Wyoming governor reluctantly allows first state ‘stablecoin’
Wyoming Gov. Mark Gordon last Friday allowed the Wyoming Stable Token Act to become law without his signature, noting in a two-page letter to Secretary of State Chuck Gray that while the legislation is an improvement over a similar bill he vetoed last year, the new legislation lacks the “solid plan” required for the state to begin issuing a digital currency.
Wyoming’s stablecoin, which isn’t yet named, is to be fully backed by state holdings in U.S. treasury bills. Stablecoins, as the name suggests, are a type of cryptocurrency designed to hold a relatively constant value, usually by tethering its price to a commodity or more traditional currency. In his letter, Gordon said he still has “some reservations about the potential impact this program may have on Wyoming’s hard fought reputation as a thoughtful leader in the world of digital assets.”
Wyoming, which many other states and local governments look to when drafting new banking codes or financial frameworks, would be the first state government to issue its own stablecoin if the initiative outlined by the legislation is successful. The bill authorizes the creation of a commission to manage the project, the issuance of the tokens and provisions for staffing and funding. The bill appropriates $500,000, though Gordon said this may not be enough funding and that the legislation is vague on staffing needs.
“I fear, though, that less thought was given to the detailed implementation of such a program perhaps than to the imagined prospects of success,” Gordon wrote. “First and foremost, there was no overall plan (a ‘business plan’ for lack of a better term) or, if a plan exists, it did not appear to have been used to guide the legislators in crafting the legislation. Even more concerning, is that this legislation does not require such a plan before an expensive director is hired.”
Gordon called for a more thorough accounting of potential costs, a list of criteria for a qualified director and a timeline for meeting state requirements and negotiating contracts.

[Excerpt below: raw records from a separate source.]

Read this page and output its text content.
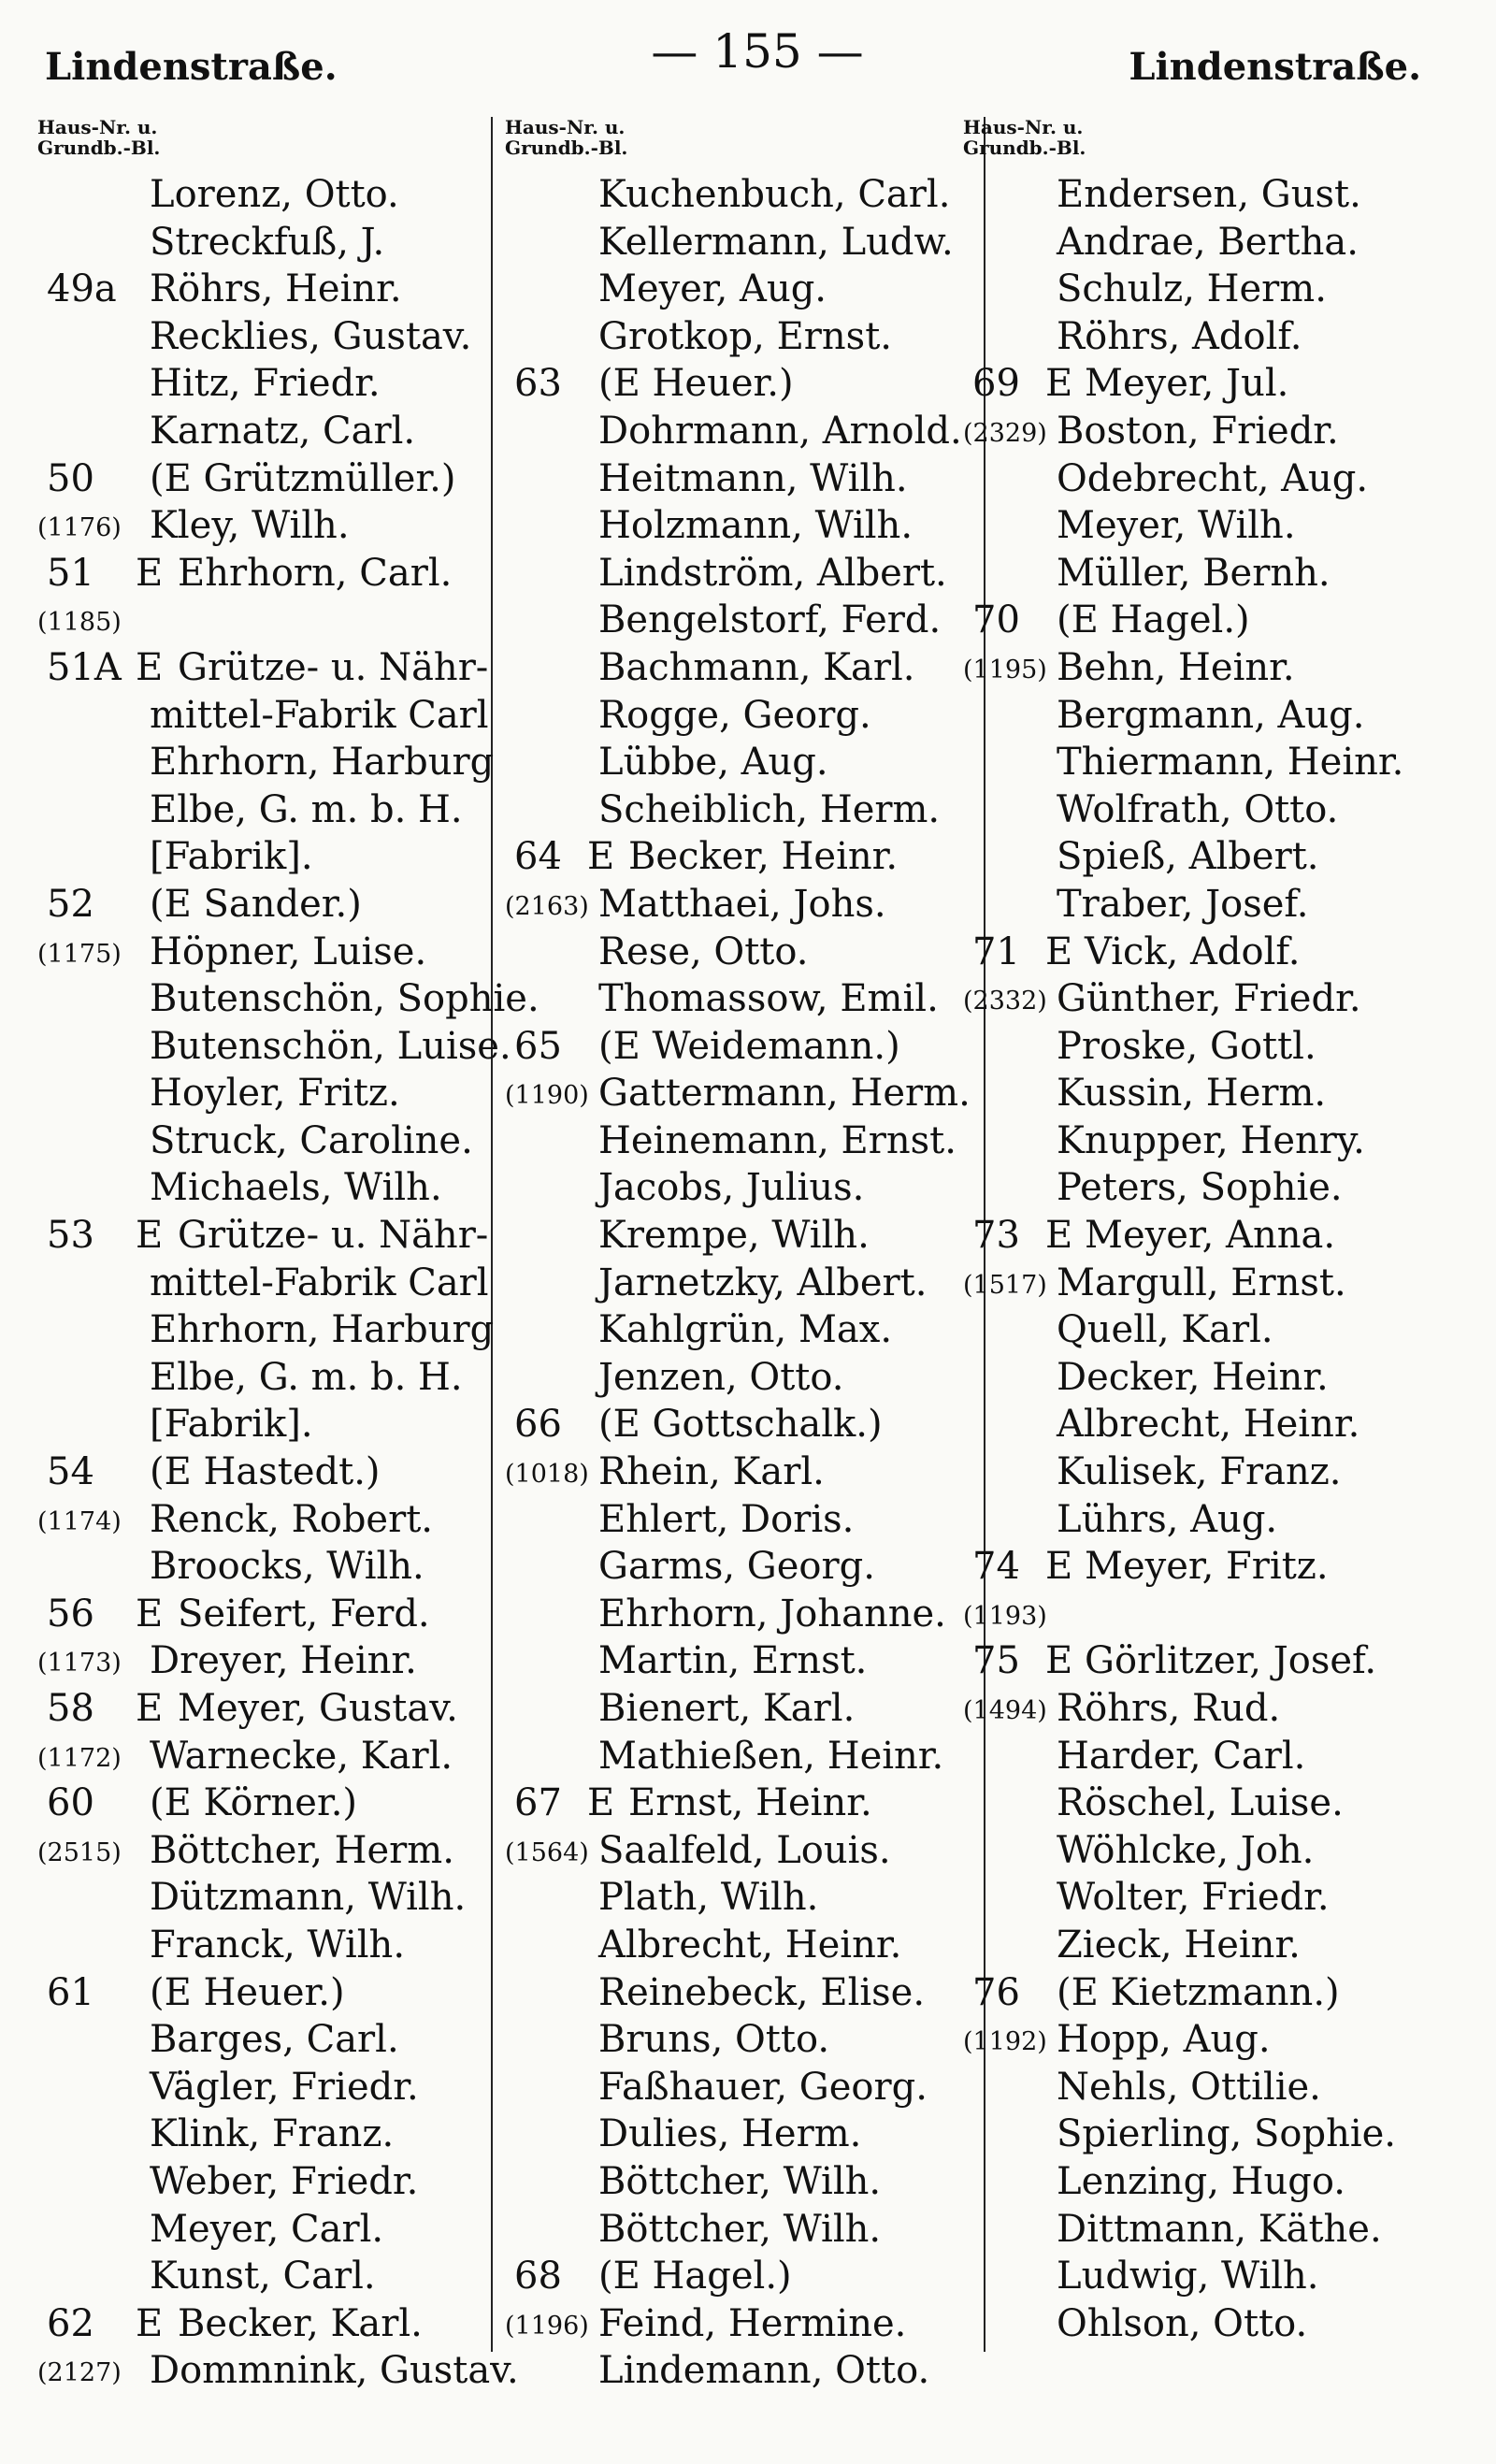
Lindenstraße.	— 155 —	Lindenstraße.
Haus-Nr. u.
Grundb.-Bl.
Lorenz, Otto.
Streckfuß, J.
49a Röhrs, Heinr.
Recklies, Gustav.
Hitz, Friedr.
Karnatz, Carl.
50 (E Grützmüller.)
(1176) Kley, Wilh.
51 E Ehrhorn, Carl.
(1185)
51A E Grütze- u. Nähr-
mittel-Fabrik Carl
Ehrhorn, Harburg
Elbe, G. m. b. H.
[Fabrik].
52 (E Sander.)
(1175) Höpner, Luise.
Butenschön, Sophie.
Butenschön, Luise.
Hoyler, Fritz.
Struck, Caroline.
Michaels, Wilh.
53 E Grütze- u. Nähr-
mittel-Fabrik Carl
Ehrhorn, Harburg
Elbe, G. m. b. H.
[Fabrik].
54 (E Hastedt.)
(1174) Renck, Robert.
Broocks, Wilh.
56 E Seifert, Ferd.
(1173) Dreyer, Heinr.
58 E Meyer, Gustav.
(1172) Warnecke, Karl.
60 (E Körner.)
(2515) Böttcher, Herm.
Dützmann, Wilh.
Franck, Wilh.
61 (E Heuer.)
Barges, Carl.
Vägler, Friedr.
Klink, Franz.
Weber, Friedr.
Meyer, Carl.
Kunst, Carl.
62 E Becker, Karl.
(2127) Dommnink, Gustav.
Haus-Nr. u.
Grundb.-Bl.
Kuchenbuch, Carl.
Kellermann, Ludw.
Meyer, Aug.
Grotkop, Ernst.
63 (E Heuer.)
Dohrmann, Arnold.
Heitmann, Wilh.
Holzmann, Wilh.
Lindström, Albert.
Bengelstorf, Ferd.
Bachmann, Karl.
Rogge, Georg.
Lübbe, Aug.
Scheiblich, Herm.
64 E Becker, Heinr.
(2163) Matthaei, Johs.
Rese, Otto.
Thomassow, Emil.
65 (E Weidemann.)
(1190) Gattermann, Herm.
Heinemann, Ernst.
Jacobs, Julius.
Krempe, Wilh.
Jarnetzky, Albert.
Kahlgrün, Max.
Jenzen, Otto.
66 (E Gottschalk.)
(1018) Rhein, Karl.
Ehlert, Doris.
Garms, Georg.
Ehrhorn, Johanne.
Martin, Ernst.
Bienert, Karl.
Mathießen, Heinr.
67 E Ernst, Heinr.
(1564) Saalfeld, Louis.
Plath, Wilh.
Albrecht, Heinr.
Reinebeck, Elise.
Bruns, Otto.
Faßhauer, Georg.
Dulies, Herm.
Böttcher, Wilh.
Böttcher, Wilh.
68 (E Hagel.)
(1196) Feind, Hermine.
Lindemann, Otto.
Haus-Nr. u.
Grundb.-Bl.
Endersen, Gust.
Andrae, Bertha.
Schulz, Herm.
Röhrs, Adolf.
69 E Meyer, Jul.
(2329) Boston, Friedr.
Odebrecht, Aug.
Meyer, Wilh.
Müller, Bernh.
70 (E Hagel.)
(1195) Behn, Heinr.
Bergmann, Aug.
Thiermann, Heinr.
Wolfrath, Otto.
Spieß, Albert.
Traber, Josef.
71 E Vick, Adolf.
(2332) Günther, Friedr.
Proske, Gottl.
Kussin, Herm.
Knupper, Henry.
Peters, Sophie.
73 E Meyer, Anna.
(1517) Margull, Ernst.
Quell, Karl.
Decker, Heinr.
Albrecht, Heinr.
Kulisek, Franz.
Lührs, Aug.
74 E Meyer, Fritz.
(1193)
75 E Görlitzer, Josef.
(1494) Röhrs, Rud.
Harder, Carl.
Röschel, Luise.
Wöhlcke, Joh.
Wolter, Friedr.
Zieck, Heinr.
76 (E Kietzmann.)
(1192) Hopp, Aug.
Nehls, Ottilie.
Spierling, Sophie.
Lenzing, Hugo.
Dittmann, Käthe.
Ludwig, Wilh.
Ohlson, Otto.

“Innovation does not always wait for the perfect, rather it emerges, is refined, and eventually becomes established,” he wrote. “Still, first movers are not always rewarded. They are, however, vital to progress.”
Two digital tokens that were first movers at the local government level — MiamiCoin and NYCCoin — were last week suspended from being traded on their main exchange after a period of low liquidity, though these currencies were not created by or even officially endorsed by those cities. But Gordon said Wyoming’s stablecoin “could be a great achievement” that “could provide significant revenue to the state particularly with interest rates rising as a result of the Federal Reserve policy.” He also floated a concern, though, about the level of public demand for a state-issued cryptocurrency.

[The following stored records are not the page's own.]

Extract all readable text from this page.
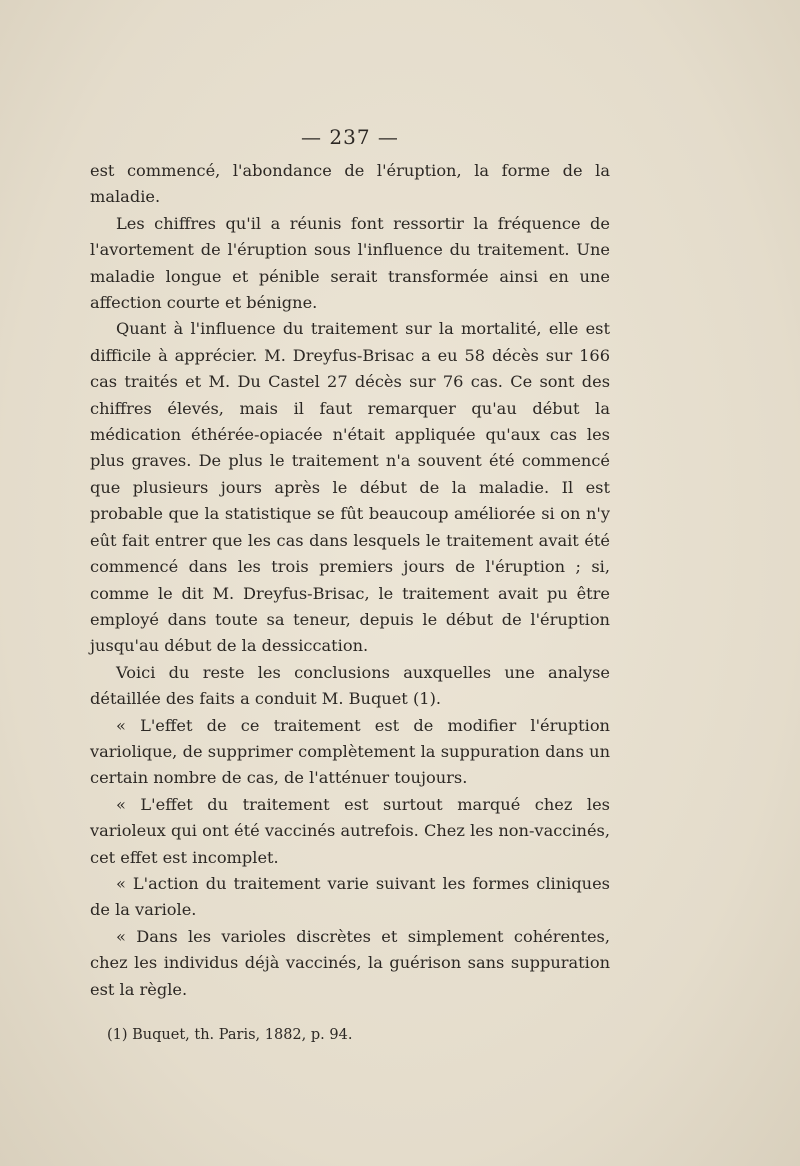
— 237 —

est commencé, l'abondance de l'éruption, la forme de la maladie.

Les chiffres qu'il a réunis font ressortir la fréquence de l'avortement de l'éruption sous l'influence du traitement. Une maladie longue et pénible serait transformée ainsi en une affection courte et bénigne.

Quant à l'influence du traitement sur la mortalité, elle est difficile à apprécier. M. Dreyfus-Brisac a eu 58 décès sur 166 cas traités et M. Du Castel 27 décès sur 76 cas. Ce sont des chiffres élevés, mais il faut remarquer qu'au début la médication éthérée-opiacée n'était appliquée qu'aux cas les plus graves. De plus le traitement n'a souvent été commencé que plusieurs jours après le début de la maladie. Il est probable que la statistique se fût beaucoup améliorée si on n'y eût fait entrer que les cas dans lesquels le traitement avait été commencé dans les trois premiers jours de l'éruption ; si, comme le dit M. Dreyfus-Brisac, le traitement avait pu être employé dans toute sa teneur, depuis le début de l'éruption jusqu'au début de la dessiccation.

Voici du reste les conclusions auxquelles une analyse détaillée des faits a conduit M. Buquet (1).

« L'effet de ce traitement est de modifier l'éruption variolique, de supprimer complètement la suppuration dans un certain nombre de cas, de l'atténuer toujours.

« L'effet du traitement est surtout marqué chez les varioleux qui ont été vaccinés autrefois. Chez les non-vaccinés, cet effet est incomplet.

« L'action du traitement varie suivant les formes cliniques de la variole.

« Dans les varioles discrètes et simplement cohérentes, chez les individus déjà vaccinés, la guérison sans suppuration est la règle.

(1) Buquet, th. Paris, 1882, p. 94.
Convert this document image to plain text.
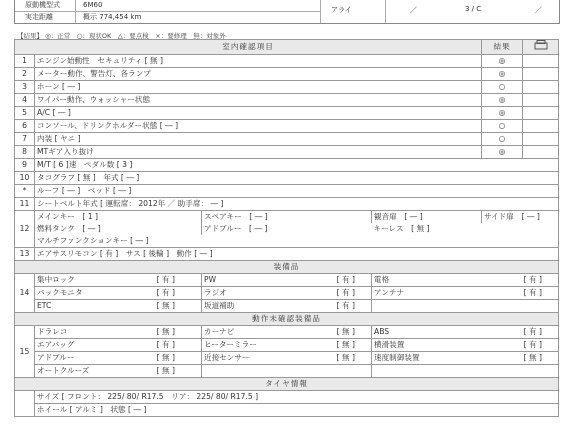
原動機型式	6M60
実走距離	概⽰ 774,454 km
アライ	／	3 / C	／
【結果】 ◎：正常　○：現状OK　△：要点検　×：要修理　無：対象外
室内確認項目				結果	
1	エンジン始動性　セキュリティ [ 無 ]			◎	
2	メーター動作、警告灯、各ランプ			◎	
3	ホーン [ ― ]			○	
4	ワイパー動作、ウォッシャー状態			◎	
5	A/C [ ― ]			◎	
6	コンソール、ドリンクホルダー状態 [ ― ]			○	
7	内装 [ ヤニ ]			○	
8	MTギア入り抜け			◎	
9	M/T [ 6 ]速　ペダル数 [ 3 ]				
10	タコグラフ [ 無 ]　年式 [ ― ]				
*	ルーフ [ ― ]　ベッド [ ― ]				
11	シートベルト年式 [ 運転席： 2012年 ／ 助手席： ― ]				
12	メインキー　[ 1 ]	スペアキー　[ ― ]	観音扉　[ ― ]	サイド扉　[ ― ]	
	燃料タンク　[ ― ]	アドブルー　[ ― ]	キーレス　[ 無 ]		
	マルチファンクションキー [ ― ]				
13	エアサスリモコン [ 有 ]　サス [ 後輪 ]　動作 [ ― ]				
装備品					
14	集中ロック [ 有 ]	PW [ 有 ]	電格 [ 有 ]		

	バックモニタ [ 有 ]	ラジオ [ 有 ]	アンテナ [ 有 ]		

	ETC [ 無 ]	坂道補助 [ 有 ]			

動作未確認装備品					
15	ドラレコ [ 無 ]	カーナビ [ 無 ]	ABS [ 有 ]		

	エアバッグ [ 有 ]	ヒーターミラー [ 無 ]	横滑装置 [ 有 ]		

	アドブルー [ 無 ]	近接センサー [ 無 ]	速度制御装置 [ 無 ]		

	オートクルーズ [ 無 ]				

タイヤ情報					
	サイズ [ フロント： 225/ 80/ R17.5　リア： 225/ 80/ R17.5 ]				
	ホイール [ アルミ ]　状態 [ ― ]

Gordon, a Republican who took office in 2019, revealed in 2021 that he owned cryptocurrencies and has compared his state to Delaware, New York City and Miami — locales that have enticed entrepreneurship through their innovative financial regulations. Gordon said he will sit on the new commission in hopes of making the coin a success.
“No doubt, the legislature will benefit from our work in this regard and will be better equipped to make adjustments to this enabling act in the years to come should this endeavor come to fruition unmolested by the federal government,” he wrote.